Published online by Cambridge University Press: 24 November 2009
When the United States was formed, Alexander Hamilton reiterated a trenchant warning that “the practice of arbitrary imprisonments, [has] been, in all ages, the favorite and most formidable instrument of tyranny.” His warning remains relevant today, and the consequences of arbitrary detention, whether or not tyrannical in purpose, still threaten liberty and democratic values.

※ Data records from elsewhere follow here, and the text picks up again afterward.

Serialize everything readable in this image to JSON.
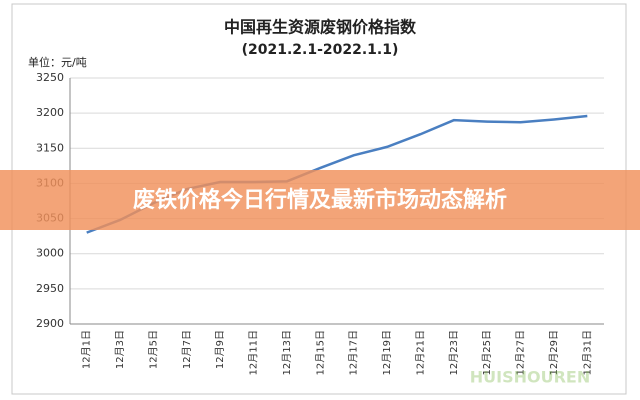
{
  "chart_data": {
    "type": "line",
    "title": "中国再生资源废钢价格指数",
    "subtitle": "(2021.2.1-2022.1.1)",
    "y_label": "单位：元/吨",
    "categories": [
      "12月1日",
      "12月3日",
      "12月5日",
      "12月7日",
      "12月9日",
      "12月11日",
      "12月13日",
      "12月15日",
      "12月17日",
      "12月19日",
      "12月21日",
      "12月23日",
      "12月25日",
      "12月27日",
      "12月29日",
      "12月31日"
    ],
    "series": [
      {
        "name": "废钢价格指数",
        "color": "#4a7fc1",
        "values": [
          3030,
          3048,
          3072,
          3092,
          3102,
          3102,
          3103,
          3122,
          3140,
          3152,
          3170,
          3190,
          3188,
          3187,
          3191,
          3196
        ]
      }
    ],
    "ylim": [
      2900,
      3250
    ],
    "yticks": [
      2900,
      2950,
      3000,
      3050,
      3100,
      3150,
      3200,
      3250
    ],
    "grid": true
  },
  "overlay": {
    "headline": "废铁价格今日行情及最新市场动态解析",
    "watermark": "HUISHOUREN"
  }
}
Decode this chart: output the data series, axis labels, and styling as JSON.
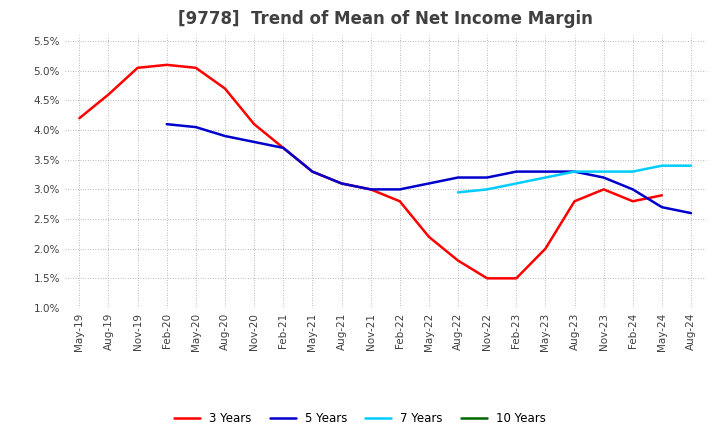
{
  "title": "[9778]  Trend of Mean of Net Income Margin",
  "ylim": [
    0.01,
    0.056
  ],
  "yticks": [
    0.01,
    0.015,
    0.02,
    0.025,
    0.03,
    0.035,
    0.04,
    0.045,
    0.05,
    0.055
  ],
  "ytick_labels": [
    "1.0%",
    "1.5%",
    "2.0%",
    "2.5%",
    "3.0%",
    "3.5%",
    "4.0%",
    "4.5%",
    "5.0%",
    "5.5%"
  ],
  "x_labels": [
    "May-19",
    "Aug-19",
    "Nov-19",
    "Feb-20",
    "May-20",
    "Aug-20",
    "Nov-20",
    "Feb-21",
    "May-21",
    "Aug-21",
    "Nov-21",
    "Feb-22",
    "May-22",
    "Aug-22",
    "Nov-22",
    "Feb-23",
    "May-23",
    "Aug-23",
    "Nov-23",
    "Feb-24",
    "May-24",
    "Aug-24"
  ],
  "series": {
    "3 Years": {
      "color": "#FF0000",
      "values": [
        0.042,
        0.046,
        0.0505,
        0.051,
        0.0505,
        0.047,
        0.041,
        0.037,
        0.033,
        0.031,
        0.03,
        0.028,
        0.022,
        0.018,
        0.015,
        0.015,
        0.02,
        0.028,
        0.03,
        0.028,
        0.029,
        null
      ]
    },
    "5 Years": {
      "color": "#0000CC",
      "values": [
        null,
        null,
        null,
        0.041,
        0.0405,
        0.039,
        0.038,
        0.037,
        0.033,
        0.031,
        0.03,
        0.03,
        0.031,
        0.032,
        0.032,
        0.033,
        0.033,
        0.033,
        0.032,
        0.03,
        0.027,
        0.026
      ]
    },
    "7 Years": {
      "color": "#00CCFF",
      "values": [
        null,
        null,
        null,
        null,
        null,
        null,
        null,
        null,
        null,
        null,
        null,
        null,
        null,
        0.0295,
        0.03,
        0.031,
        0.032,
        0.033,
        0.033,
        0.033,
        0.034,
        0.034
      ]
    },
    "10 Years": {
      "color": "#006600",
      "values": [
        null,
        null,
        null,
        null,
        null,
        null,
        null,
        null,
        null,
        null,
        null,
        null,
        null,
        null,
        null,
        null,
        null,
        null,
        null,
        null,
        0.034,
        null
      ]
    }
  },
  "background_color": "#FFFFFF",
  "grid_color": "#999999",
  "title_fontsize": 12,
  "title_color": "#404040",
  "tick_fontsize": 7.5,
  "legend_fontsize": 8.5,
  "line_width": 1.8
}
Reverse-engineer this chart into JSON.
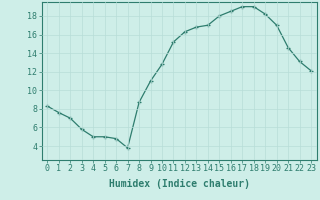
{
  "x": [
    0,
    1,
    2,
    3,
    4,
    5,
    6,
    7,
    8,
    9,
    10,
    11,
    12,
    13,
    14,
    15,
    16,
    17,
    18,
    19,
    20,
    21,
    22,
    23
  ],
  "y": [
    8.3,
    7.6,
    7.0,
    5.8,
    5.0,
    5.0,
    4.8,
    3.8,
    8.7,
    11.0,
    12.8,
    15.2,
    16.3,
    16.8,
    17.0,
    18.0,
    18.5,
    19.0,
    19.0,
    18.2,
    17.0,
    14.6,
    13.1,
    12.1
  ],
  "line_color": "#2e7d6e",
  "marker": "+",
  "marker_size": 3,
  "bg_color": "#ceeee8",
  "grid_color": "#b8ddd8",
  "xlabel": "Humidex (Indice chaleur)",
  "xlim": [
    -0.5,
    23.5
  ],
  "ylim": [
    2.5,
    19.5
  ],
  "yticks": [
    4,
    6,
    8,
    10,
    12,
    14,
    16,
    18
  ],
  "xticks": [
    0,
    1,
    2,
    3,
    4,
    5,
    6,
    7,
    8,
    9,
    10,
    11,
    12,
    13,
    14,
    15,
    16,
    17,
    18,
    19,
    20,
    21,
    22,
    23
  ],
  "xtick_labels": [
    "0",
    "1",
    "2",
    "3",
    "4",
    "5",
    "6",
    "7",
    "8",
    "9",
    "10",
    "11",
    "12",
    "13",
    "14",
    "15",
    "16",
    "17",
    "18",
    "19",
    "20",
    "21",
    "22",
    "23"
  ],
  "axis_color": "#2e7d6e",
  "tick_color": "#2e7d6e",
  "label_fontsize": 7,
  "tick_fontsize": 6
}
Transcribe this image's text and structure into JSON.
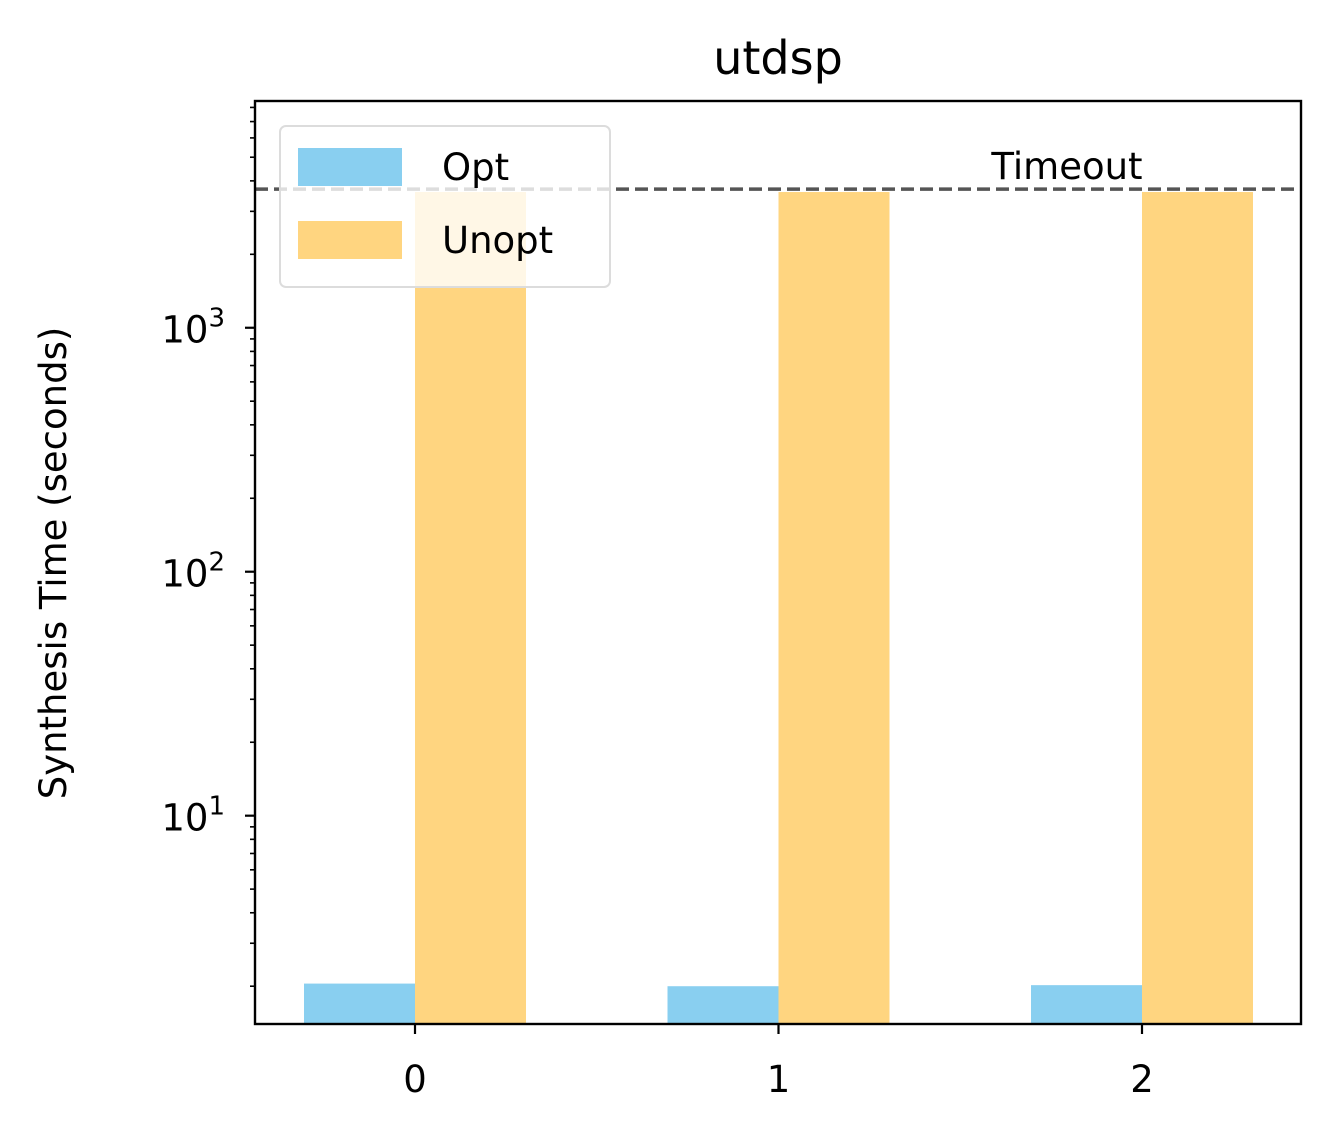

After the September 11 attacks on the United States in which terrorists hijacked four airplanes, crashing two of them into the World Trade Center and one into the Pentagon, the United States detained thousands of persons. The detentions raised several critical questions: Are there any legal limitations on Executive discretion to detain persons accused of participation in acts of terrorism or who are suspected of posing significant threats to national security? Is arbitrary detention proscribed and, if so, what is the proper role of the judiciary in response? Are Executive determinations of the status and rights of detainees reviewable in federal courts and, if so, what is the proper standard for judicial review?
Since September 11, the Bush administration has claimed a right to detain without trial any member of al Qaeda or the Taliban or other persons allegedly posing threats to national security as “enemy” or “unlawful” combatants, whether captured in or outside of a war in Afghanistan or Iraq and whether or not they are being detained in the United States, Afghanistan, Guantanamo Bay, or other countries.